A família Freire Rodrigues compareceu em peso ao centésimo jogo do Mané para torcer por Fernandinho, camisa 10 do Santa Maria. O patriarca familiar Eric Rodrigues, 40 anos, é tutor do atleta. O grupo mobilizou 10 pessoas para incentivar o jogador. Segundo Eric, governo, clubes e investidores do DF deveriam adotar a mesma postura em relação à arena. Todos precisam abraçar, vestir a camisa e trabalhar para o amadurecimento esportivo e financeiro do estádio.

“Se esse veto da CBF não cair, Brasília e as demais arenas da Copa terão sempre pequenos públicos como este.
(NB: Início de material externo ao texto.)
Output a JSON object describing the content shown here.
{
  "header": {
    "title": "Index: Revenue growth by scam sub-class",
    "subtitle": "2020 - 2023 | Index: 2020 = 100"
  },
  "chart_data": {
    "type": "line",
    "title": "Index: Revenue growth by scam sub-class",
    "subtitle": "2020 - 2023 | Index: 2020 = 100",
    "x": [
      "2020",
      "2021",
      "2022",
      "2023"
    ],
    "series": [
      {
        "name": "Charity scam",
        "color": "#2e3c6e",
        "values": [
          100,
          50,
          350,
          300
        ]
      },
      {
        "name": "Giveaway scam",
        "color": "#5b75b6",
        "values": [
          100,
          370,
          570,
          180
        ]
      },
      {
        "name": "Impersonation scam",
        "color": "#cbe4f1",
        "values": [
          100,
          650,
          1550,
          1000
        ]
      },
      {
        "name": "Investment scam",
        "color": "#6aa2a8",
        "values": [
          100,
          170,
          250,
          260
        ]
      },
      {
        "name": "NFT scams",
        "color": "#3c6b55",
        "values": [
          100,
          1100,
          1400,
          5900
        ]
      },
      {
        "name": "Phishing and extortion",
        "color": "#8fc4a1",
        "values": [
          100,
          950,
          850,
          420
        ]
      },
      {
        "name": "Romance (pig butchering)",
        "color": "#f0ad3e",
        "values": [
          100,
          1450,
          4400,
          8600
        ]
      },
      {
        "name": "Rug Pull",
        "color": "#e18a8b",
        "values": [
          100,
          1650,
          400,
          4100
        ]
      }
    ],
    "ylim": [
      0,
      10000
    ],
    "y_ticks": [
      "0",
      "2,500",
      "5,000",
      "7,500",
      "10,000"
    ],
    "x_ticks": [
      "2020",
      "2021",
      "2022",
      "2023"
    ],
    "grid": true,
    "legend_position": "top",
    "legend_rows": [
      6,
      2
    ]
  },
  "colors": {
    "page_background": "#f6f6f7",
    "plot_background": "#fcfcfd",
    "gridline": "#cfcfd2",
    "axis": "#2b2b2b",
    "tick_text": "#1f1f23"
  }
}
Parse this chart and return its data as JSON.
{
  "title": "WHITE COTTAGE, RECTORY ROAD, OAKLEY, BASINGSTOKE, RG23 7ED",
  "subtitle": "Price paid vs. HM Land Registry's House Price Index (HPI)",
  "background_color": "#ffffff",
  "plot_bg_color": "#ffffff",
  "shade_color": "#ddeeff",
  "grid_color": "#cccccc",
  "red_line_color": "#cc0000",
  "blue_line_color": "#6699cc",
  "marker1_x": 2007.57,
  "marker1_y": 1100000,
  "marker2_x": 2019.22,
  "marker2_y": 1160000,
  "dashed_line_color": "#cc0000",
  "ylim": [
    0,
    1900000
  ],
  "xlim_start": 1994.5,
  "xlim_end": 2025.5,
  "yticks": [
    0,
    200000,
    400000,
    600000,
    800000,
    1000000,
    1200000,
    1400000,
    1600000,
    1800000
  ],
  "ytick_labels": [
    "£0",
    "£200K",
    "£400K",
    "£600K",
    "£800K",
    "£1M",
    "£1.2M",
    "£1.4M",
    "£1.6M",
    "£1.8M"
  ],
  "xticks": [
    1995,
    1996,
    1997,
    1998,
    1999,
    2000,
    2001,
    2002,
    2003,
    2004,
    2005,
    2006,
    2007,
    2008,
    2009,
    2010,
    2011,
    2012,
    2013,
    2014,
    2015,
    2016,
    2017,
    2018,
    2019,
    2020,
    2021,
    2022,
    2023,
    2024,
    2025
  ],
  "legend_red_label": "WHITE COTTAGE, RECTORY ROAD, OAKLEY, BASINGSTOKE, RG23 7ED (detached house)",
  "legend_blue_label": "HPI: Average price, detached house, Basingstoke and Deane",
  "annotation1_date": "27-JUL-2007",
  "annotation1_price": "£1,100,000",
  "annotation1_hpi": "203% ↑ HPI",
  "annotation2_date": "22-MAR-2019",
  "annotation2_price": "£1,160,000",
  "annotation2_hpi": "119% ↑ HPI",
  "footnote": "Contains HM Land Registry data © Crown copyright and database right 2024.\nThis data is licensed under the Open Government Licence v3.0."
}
Precisamos receber os grandes times. Mas falta força política”, comenta o corretor de imóveis e torcedor do Flamengo. Para o comerciante Franklin Macedo, 31 anos, a lista de fragilidades do estádio começa pelo valor elevado dos ingressos nas partidas, especialmente nos jogos de grandes times. Ao sair da partida, o torcedor cruzmaltino resumiu a arquibancada vazia com a seguinte frase: “O abandono é gritante”.
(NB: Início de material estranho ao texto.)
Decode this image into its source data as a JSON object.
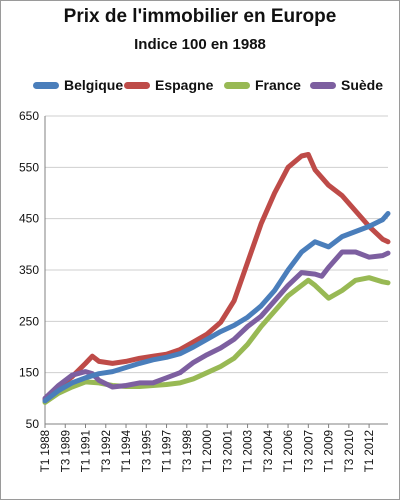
{
  "chart_data": {
    "type": "line",
    "title": "Prix de l'immobilier  en Europe",
    "subtitle": "Indice 100 en 1988",
    "xlabel": "",
    "ylabel": "",
    "ylim": [
      50,
      650
    ],
    "yticks": [
      50,
      150,
      250,
      350,
      450,
      550,
      650
    ],
    "grid": true,
    "legend_position": "top",
    "xtick_labels": [
      "T1 1988",
      "T3 1989",
      "T1 1991",
      "T3 1992",
      "T1 1994",
      "T3 1995",
      "T1 1997",
      "T3 1998",
      "T1 2000",
      "T3 2001",
      "T1 2003",
      "T3 2004",
      "T1 2006",
      "T3 2007",
      "T1 2009",
      "T3 2010",
      "T1 2012"
    ],
    "x_start": 1988.0,
    "x_end": 2013.4,
    "series": [
      {
        "name": "Belgique",
        "color": "#4a7ebb",
        "x": [
          1988.0,
          1989.0,
          1990.0,
          1991.0,
          1992.0,
          1993.0,
          1994.0,
          1995.0,
          1996.0,
          1997.0,
          1998.0,
          1999.0,
          2000.0,
          2001.0,
          2002.0,
          2003.0,
          2004.0,
          2005.0,
          2006.0,
          2007.0,
          2008.0,
          2009.0,
          2010.0,
          2011.0,
          2012.0,
          2013.0,
          2013.4
        ],
        "values": [
          95,
          115,
          130,
          140,
          148,
          152,
          160,
          168,
          175,
          180,
          187,
          200,
          215,
          230,
          242,
          258,
          280,
          310,
          350,
          385,
          405,
          395,
          415,
          425,
          435,
          448,
          460
        ]
      },
      {
        "name": "Espagne",
        "color": "#be4b48",
        "x": [
          1988.0,
          1989.0,
          1990.0,
          1991.0,
          1991.5,
          1992.0,
          1993.0,
          1994.0,
          1995.0,
          1996.0,
          1997.0,
          1998.0,
          1999.0,
          2000.0,
          2001.0,
          2002.0,
          2003.0,
          2004.0,
          2005.0,
          2006.0,
          2007.0,
          2007.5,
          2008.0,
          2009.0,
          2010.0,
          2011.0,
          2012.0,
          2013.0,
          2013.4
        ],
        "values": [
          98,
          122,
          142,
          168,
          182,
          172,
          168,
          172,
          178,
          182,
          186,
          195,
          210,
          225,
          248,
          290,
          365,
          440,
          500,
          550,
          572,
          575,
          545,
          515,
          495,
          465,
          435,
          410,
          405
        ]
      },
      {
        "name": "France",
        "color": "#98b954",
        "x": [
          1988.0,
          1989.0,
          1990.0,
          1991.0,
          1992.0,
          1993.0,
          1994.0,
          1995.0,
          1996.0,
          1997.0,
          1998.0,
          1999.0,
          2000.0,
          2001.0,
          2002.0,
          2003.0,
          2004.0,
          2005.0,
          2006.0,
          2007.0,
          2007.5,
          2008.0,
          2009.0,
          2010.0,
          2011.0,
          2012.0,
          2013.0,
          2013.4
        ],
        "values": [
          92,
          110,
          122,
          132,
          130,
          125,
          123,
          123,
          125,
          127,
          130,
          138,
          150,
          162,
          178,
          205,
          240,
          270,
          300,
          320,
          330,
          320,
          295,
          310,
          330,
          335,
          327,
          325
        ]
      },
      {
        "name": "Suède",
        "color": "#7d5fa0",
        "x": [
          1988.0,
          1989.0,
          1990.0,
          1991.0,
          1991.5,
          1992.0,
          1993.0,
          1994.0,
          1995.0,
          1996.0,
          1997.0,
          1998.0,
          1999.0,
          2000.0,
          2001.0,
          2002.0,
          2003.0,
          2004.0,
          2005.0,
          2006.0,
          2007.0,
          2008.0,
          2008.5,
          2009.0,
          2010.0,
          2011.0,
          2012.0,
          2013.0,
          2013.4
        ],
        "values": [
          100,
          125,
          145,
          152,
          148,
          135,
          122,
          125,
          130,
          130,
          140,
          150,
          170,
          185,
          198,
          215,
          240,
          260,
          290,
          320,
          345,
          342,
          338,
          355,
          385,
          385,
          375,
          378,
          383
        ]
      }
    ]
  }
}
De acordo com o administrador Alyson Peron, 30 anos, os gestores do estádio devem estar atentos aos horários das partidas para evitar novos vexames. Marcar uma partida em plena quinta-feira às 16h, horário comercial, impede a participação de torcedores.

“Cara, os jogos devem ser em outro horário, mais tarde, nas sextas-feiras, outro dia. Podia ter sido no Carnaval. Ia ser uma opção diferente para a população”, sugere o torcedor do São Paulo.
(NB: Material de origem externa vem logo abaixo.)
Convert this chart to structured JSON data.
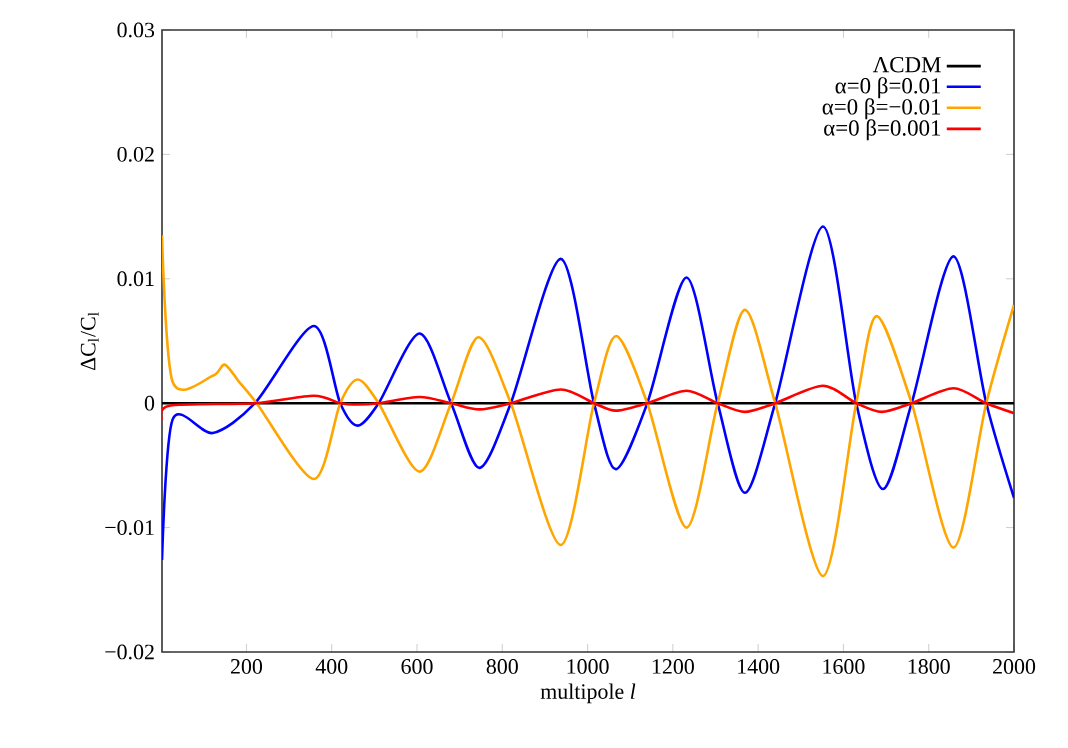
{
  "chart_data": {
    "type": "line",
    "xlabel": "multipole *l*",
    "ylabel": "ΔC$_{l}$/C$_{l}$",
    "xlim": [
      2,
      2000
    ],
    "ylim": [
      -0.02,
      0.03
    ],
    "xticks": [
      200,
      400,
      600,
      800,
      1000,
      1200,
      1400,
      1600,
      1800,
      2000
    ],
    "yticks": [
      {
        "value": -0.02,
        "label": "−0.02"
      },
      {
        "value": -0.01,
        "label": "−0.01"
      },
      0,
      0.01,
      0.02,
      0.03
    ],
    "legend": "top right",
    "series": [
      {
        "name": "ΛCDM",
        "color": "#000000",
        "x": [
          2,
          2000
        ],
        "values": [
          0,
          0
        ]
      },
      {
        "name": "α=0 β=0.01",
        "color": "#0000ff",
        "x": [
          2,
          27,
          121,
          220,
          358,
          420,
          461,
          510,
          606,
          680,
          746,
          820,
          937,
          1015,
          1066,
          1140,
          1232,
          1305,
          1369,
          1440,
          1552,
          1630,
          1693,
          1760,
          1858,
          1935,
          2000
        ],
        "values": [
          -0.0126,
          -0.0013,
          -0.0024,
          0,
          0.0062,
          0,
          -0.0018,
          0,
          0.0056,
          0,
          -0.0052,
          0,
          0.0116,
          0,
          -0.0053,
          0,
          0.0101,
          0,
          -0.0072,
          0,
          0.0142,
          0,
          -0.0069,
          0,
          0.0118,
          0,
          -0.0076
        ]
      },
      {
        "name": "α=0 β=−0.01",
        "color": "#ffa500",
        "x": [
          2,
          27,
          121,
          149,
          183,
          224,
          358,
          420,
          461,
          510,
          606,
          680,
          744,
          820,
          937,
          1015,
          1067,
          1140,
          1232,
          1305,
          1369,
          1440,
          1552,
          1630,
          1678,
          1760,
          1858,
          1935,
          2000
        ],
        "values": [
          0.0135,
          0.0017,
          0.0022,
          0.0031,
          0.0017,
          0,
          -0.0061,
          0,
          0.0019,
          0,
          -0.0055,
          0,
          0.0053,
          0,
          -0.0114,
          0,
          0.0054,
          0,
          -0.01,
          0,
          0.0075,
          0,
          -0.0139,
          0,
          0.007,
          0,
          -0.0116,
          0,
          0.0079
        ]
      },
      {
        "name": "α=0 β=0.001",
        "color": "#ff0000",
        "x": [
          2,
          20,
          220,
          358,
          420,
          461,
          510,
          606,
          680,
          746,
          820,
          937,
          1015,
          1066,
          1140,
          1232,
          1305,
          1369,
          1440,
          1552,
          1630,
          1690,
          1760,
          1858,
          1935,
          2000
        ],
        "values": [
          -0.0013,
          -0.0002,
          0,
          0.0006,
          0,
          -0.0001,
          0,
          0.0005,
          0,
          -0.0005,
          0,
          0.0011,
          0,
          -0.0006,
          0,
          0.001,
          0,
          -0.0007,
          0,
          0.0014,
          0,
          -0.0007,
          0,
          0.0012,
          0,
          -0.0008
        ]
      }
    ]
  }
}
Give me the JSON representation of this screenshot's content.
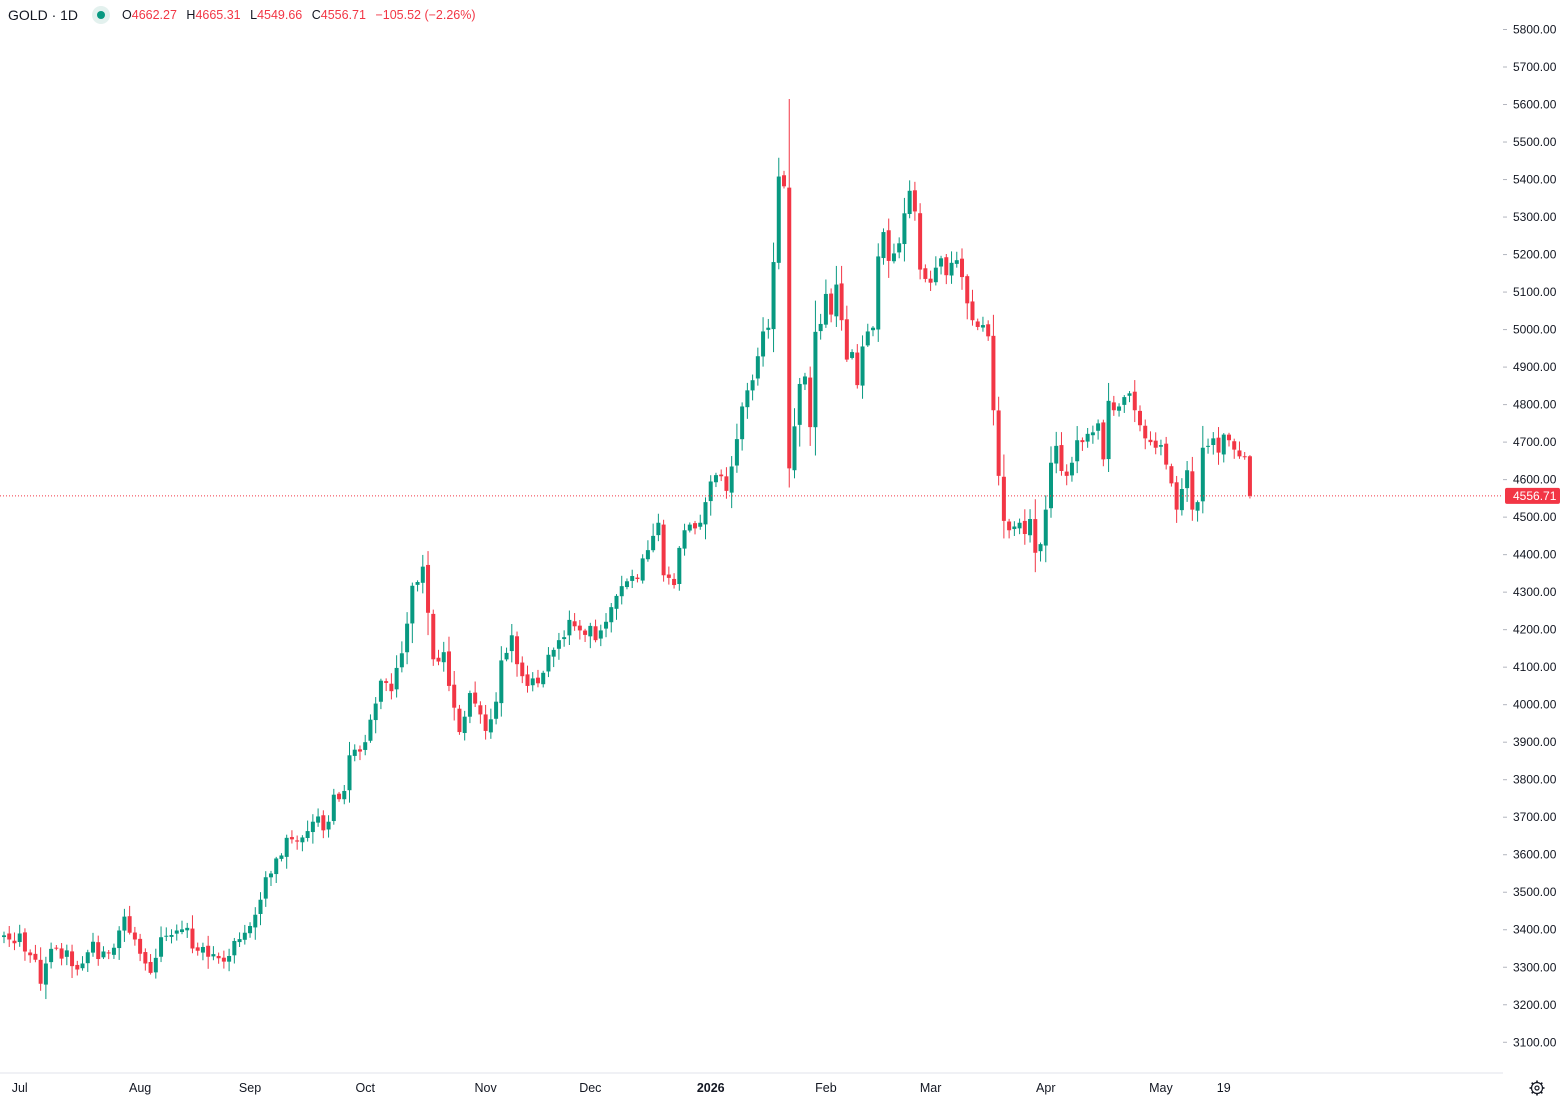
{
  "legend": {
    "symbol": "GOLD · 1D",
    "open_label": "O",
    "open": "4662.27",
    "high_label": "H",
    "high": "4665.31",
    "low_label": "L",
    "low": "4549.66",
    "close_label": "C",
    "close": "4556.71",
    "change": "−105.52 (−2.26%)"
  },
  "colors": {
    "up": "#089981",
    "down": "#f23645",
    "text": "#131722",
    "axis_text": "#131722",
    "border": "#e0e3eb"
  },
  "icons": {
    "status_dot": "status-dot-icon",
    "settings": "gear-icon"
  },
  "chart_data": {
    "type": "candlestick",
    "symbol": "GOLD",
    "interval": "1D",
    "ylim": [
      3000,
      5850
    ],
    "y_ticks": [
      "3100.00",
      "3200.00",
      "3300.00",
      "3400.00",
      "3500.00",
      "3600.00",
      "3700.00",
      "3800.00",
      "3900.00",
      "4000.00",
      "4100.00",
      "4200.00",
      "4300.00",
      "4400.00",
      "4500.00",
      "4600.00",
      "4700.00",
      "4800.00",
      "4900.00",
      "5000.00",
      "5100.00",
      "5200.00",
      "5300.00",
      "5400.00",
      "5500.00",
      "5600.00",
      "5700.00",
      "5800.00"
    ],
    "x_labels": [
      {
        "label": "Jul",
        "date": "2025-07-01",
        "bold": false
      },
      {
        "label": "Aug",
        "date": "2025-08-01",
        "bold": false
      },
      {
        "label": "Sep",
        "date": "2025-09-01",
        "bold": false
      },
      {
        "label": "Oct",
        "date": "2025-10-01",
        "bold": false
      },
      {
        "label": "Nov",
        "date": "2025-11-01",
        "bold": false
      },
      {
        "label": "Dec",
        "date": "2025-12-01",
        "bold": false
      },
      {
        "label": "2026",
        "date": "2026-01-01",
        "bold": true
      },
      {
        "label": "Feb",
        "date": "2026-02-01",
        "bold": false
      },
      {
        "label": "Mar",
        "date": "2026-03-01",
        "bold": false
      },
      {
        "label": "Apr",
        "date": "2026-04-01",
        "bold": false
      },
      {
        "label": "May",
        "date": "2026-05-01",
        "bold": false
      },
      {
        "label": "19",
        "date": "2026-05-19",
        "bold": false
      }
    ],
    "last_price": 4556.71,
    "last_price_label": "4556.71",
    "closes": [
      3385,
      3374,
      3364,
      3390,
      3342,
      3332,
      3320,
      3256,
      3310,
      3349,
      3352,
      3323,
      3345,
      3303,
      3294,
      3310,
      3340,
      3368,
      3322,
      3342,
      3338,
      3352,
      3398,
      3435,
      3392,
      3374,
      3336,
      3310,
      3285,
      3325,
      3380,
      3384,
      3386,
      3398,
      3401,
      3405,
      3350,
      3344,
      3354,
      3328,
      3335,
      3324,
      3315,
      3330,
      3370,
      3375,
      3392,
      3410,
      3440,
      3480,
      3540,
      3550,
      3590,
      3598,
      3645,
      3641,
      3635,
      3646,
      3663,
      3688,
      3702,
      3665,
      3688,
      3760,
      3748,
      3770,
      3865,
      3880,
      3875,
      3900,
      3960,
      4003,
      4064,
      4058,
      4036,
      4098,
      4137,
      4216,
      4317,
      4327,
      4368,
      4245,
      4121,
      4115,
      4140,
      4050,
      3992,
      3927,
      3968,
      4031,
      4003,
      3974,
      3930,
      3961,
      4008,
      4118,
      4138,
      4185,
      4108,
      4076,
      4050,
      4070,
      4057,
      4085,
      4133,
      4146,
      4172,
      4180,
      4226,
      4209,
      4198,
      4186,
      4210,
      4172,
      4198,
      4221,
      4260,
      4290,
      4316,
      4329,
      4343,
      4335,
      4390,
      4412,
      4450,
      4485,
      4345,
      4338,
      4319,
      4418,
      4465,
      4480,
      4470,
      4485,
      4540,
      4595,
      4612,
      4609,
      4570,
      4635,
      4708,
      4795,
      4838,
      4865,
      4929,
      4995,
      5005,
      5180,
      5408,
      5382,
      4630,
      4742,
      4855,
      4875,
      4740,
      4994,
      5015,
      5095,
      5040,
      5120,
      5025,
      4920,
      4940,
      4852,
      4955,
      4995,
      5005,
      5195,
      5260,
      5183,
      5203,
      5230,
      5310,
      5370,
      5315,
      5160,
      5135,
      5125,
      5165,
      5190,
      5145,
      5178,
      5185,
      5140,
      5070,
      5025,
      5007,
      5012,
      4982,
      4785,
      4610,
      4490,
      4465,
      4475,
      4485,
      4455,
      4495,
      4405,
      4428,
      4520,
      4645,
      4690,
      4623,
      4610,
      4645,
      4705,
      4700,
      4722,
      4726,
      4750,
      4654,
      4810,
      4785,
      4795,
      4820,
      4830,
      4785,
      4745,
      4710,
      4700,
      4685,
      4692,
      4640,
      4590,
      4520,
      4575,
      4625,
      4520,
      4540,
      4685,
      4690,
      4710,
      4672,
      4720,
      4705,
      4680,
      4662,
      4660,
      4556.71
    ]
  }
}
O vendedor ambulante Antonino Almeida, 61 anos, participou de dezenas de eventos esportivos e artísticos no Mané. Por volta das 17h40, foi supreendido ao saber que haveria a partida do centésimo jogo da nova arena. “Não sabia. Não teve muita divulgação”, conta, minutos depois de montar o ponto de vendas. Na avaliação de Almeida, a arena é mal aproveitada pelo governo e deveria ser concedida para a iniciativa privada.

Saiba mais

  • O maior público registrado no Estádio Mané Garrincha ocorreu durante os Jogos Olímpicos de 2016. Na ocasião, 69.389 pessoas foram ao local acompanhar o duelo entre Brasil e África do Sul. O jogo disputado em 5 de agosto terminou empatado por 0 x 0, com direito a vaias ao time brasileiro.

Secretário irá lutar por agenda

“Nosso elefante tem outra cor. As contas não fecham, mas nosso desempenho é bem melhor do que outras arenas da Copa. Captamos dezenas de eventos esportivos e shows”, comenta o secretário adjunto de Esporte, Turismo e Lazer, Jaime Recena, responsável pela administração do Mané Garrincha.

A partir da próxima semana, Recena buscará uma reunião com a CBF para tentar reverter o veto das vendas de mando de campo no Campeonato Brasileiro. Trabalhando com o pior cenário, o secretário também decidiu reforçar os esforços para a atração de partidas de outros campeonatos, como Libertadores, Copa do Brasil, Sul-Americana e Primeira Liga.

“Vamos tentar suavizar a decisão do veto. Entendemos a questão, afinal alguns times argumentam que a venda pode influenciar nos resultados. Mas a decisão foi radical demais. A CBF poderia vetar apenas os 10 últimos jogos do campeonato, porque até lá a competição ainda está em aberto. Ou poderia abrir a venda antes do começo do Brasileirão. Brasília é uma praça importante para vários clubes. O Flamengo mesmo nos considera a 2ª casa”, argumenta.

Independentemente das negociações para a captação de jogos, Recena continua apostando nas possíveis potencialidades multiuso do Mané. Em 2015, o estádio conseguiu atrair 70 eventos em geral. No ano passado, esse número caiu para 50. “Temos uma média de cerca de uma atração por semana”, ressalta. O governo mantém um programa de visitações durante a semana e aos sábados. “A cada final de semana, nos visitam 500 pessoas”, completa.

Segundo Recena, o GDF está firme no propósito de concessão da arena para a iniciativa privada. “O estádio pode ser rentável. Temos vários exemplos no mundo de arenas com centros comerciais e hoteleiros”, explica. No entanto, para isso é preciso a alteração do uso do Setor Esportivo Norte na Lei de Uso e Ocupação do Solo (LUOS) e no Plano de Preservação do Conjunto Urbanístico de Brasília (PPCUB), que ainda não foram enviados pelo GDF para votação na Câmara Legislativa. O processo de concessão está cuidados da Agência de Desenvolvimento do DF (Terracap).